The lockdown is widening the gap between rich and poor pupils

Robert McCallion Blogs

 

https://app.spectator.co.uk/2020/06/17/a-class-apart/content.html

Lucy Kellaway is a British journalist who wrote for over 15 years for the Financial Times.  She then trained to be a teacher and is co-founder of the charity Now Teach.

She has an article in this week’s edition of The Spectator, in which she argues compellingly that the impact of the closure of schools is having a massive effect on children’s’ education and increasing the gap in educational outcomes between rich and poor pupils massively.

Key points she makes include:

  • The health danger to the few students who have returned to school is miniscule.
  • Lucy is not yet teaching at the school but still running on-line lessons.  Of the 25 students in one of her classes, eight will listen carefully, eight will do the work more sloppily and the rest will not do it at all.  She is convinced that none of the last group have done any work since lockdown began.
  • The Education Endowment Foundation assesses the damage inflicted on Educational Inequality by closing schools has undone the work of a decade.

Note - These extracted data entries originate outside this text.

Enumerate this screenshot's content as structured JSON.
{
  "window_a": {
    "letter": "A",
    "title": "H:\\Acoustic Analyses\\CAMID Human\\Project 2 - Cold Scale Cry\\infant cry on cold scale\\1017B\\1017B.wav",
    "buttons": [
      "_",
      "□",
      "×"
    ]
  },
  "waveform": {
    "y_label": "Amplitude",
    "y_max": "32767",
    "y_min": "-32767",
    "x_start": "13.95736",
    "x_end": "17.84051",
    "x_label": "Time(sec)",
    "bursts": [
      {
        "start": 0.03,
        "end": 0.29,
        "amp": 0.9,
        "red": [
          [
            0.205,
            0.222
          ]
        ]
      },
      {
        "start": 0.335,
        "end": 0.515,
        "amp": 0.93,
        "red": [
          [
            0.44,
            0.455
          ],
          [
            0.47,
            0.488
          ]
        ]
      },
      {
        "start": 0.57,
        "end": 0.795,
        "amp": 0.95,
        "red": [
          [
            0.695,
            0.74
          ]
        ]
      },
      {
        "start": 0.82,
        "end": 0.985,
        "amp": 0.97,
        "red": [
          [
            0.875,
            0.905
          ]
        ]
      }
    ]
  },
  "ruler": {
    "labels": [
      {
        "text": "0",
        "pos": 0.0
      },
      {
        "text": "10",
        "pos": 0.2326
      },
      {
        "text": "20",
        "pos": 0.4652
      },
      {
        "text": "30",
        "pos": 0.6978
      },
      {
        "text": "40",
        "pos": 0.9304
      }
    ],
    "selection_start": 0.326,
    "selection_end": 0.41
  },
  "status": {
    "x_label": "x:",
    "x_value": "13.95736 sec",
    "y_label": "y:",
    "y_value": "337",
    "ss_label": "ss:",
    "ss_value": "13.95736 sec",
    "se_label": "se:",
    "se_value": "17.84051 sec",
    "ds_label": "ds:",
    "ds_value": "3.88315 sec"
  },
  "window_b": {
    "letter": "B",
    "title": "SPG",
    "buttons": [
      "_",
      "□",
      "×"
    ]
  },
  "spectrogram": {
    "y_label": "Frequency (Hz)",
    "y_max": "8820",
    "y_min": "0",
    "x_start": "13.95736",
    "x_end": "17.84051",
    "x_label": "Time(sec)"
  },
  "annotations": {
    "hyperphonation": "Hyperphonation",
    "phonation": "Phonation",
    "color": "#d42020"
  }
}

Last Friday I also attended an on-line lecture by members of the Economics faculty of Cambridge University.  One of these was delivered by Professor Anna Vignoles on the Inequalities in Education Achievement during the COVID 19 experience.

Key messages included:

  • Large gaps in education achievement by socio-economic background emerge at an early age and widen as children progress through school.
  • Early investment reaps significant benefits since children who do fall behind find it difficult to catch up later.
  • Although this research is based on UK data, inequalities in education are similar in other countries.
  • Research on the impact of COVID19 show a very significant fall in average test scores.  However, perhaps of even greater concern, inequalities by socio-economic background are likely to widen by one third.

I have become increasingly worried about the impact of the UK government’s policies on children’s education.

All this seems to me to show that we must redouble our efforts to reopen schools as soon as possible.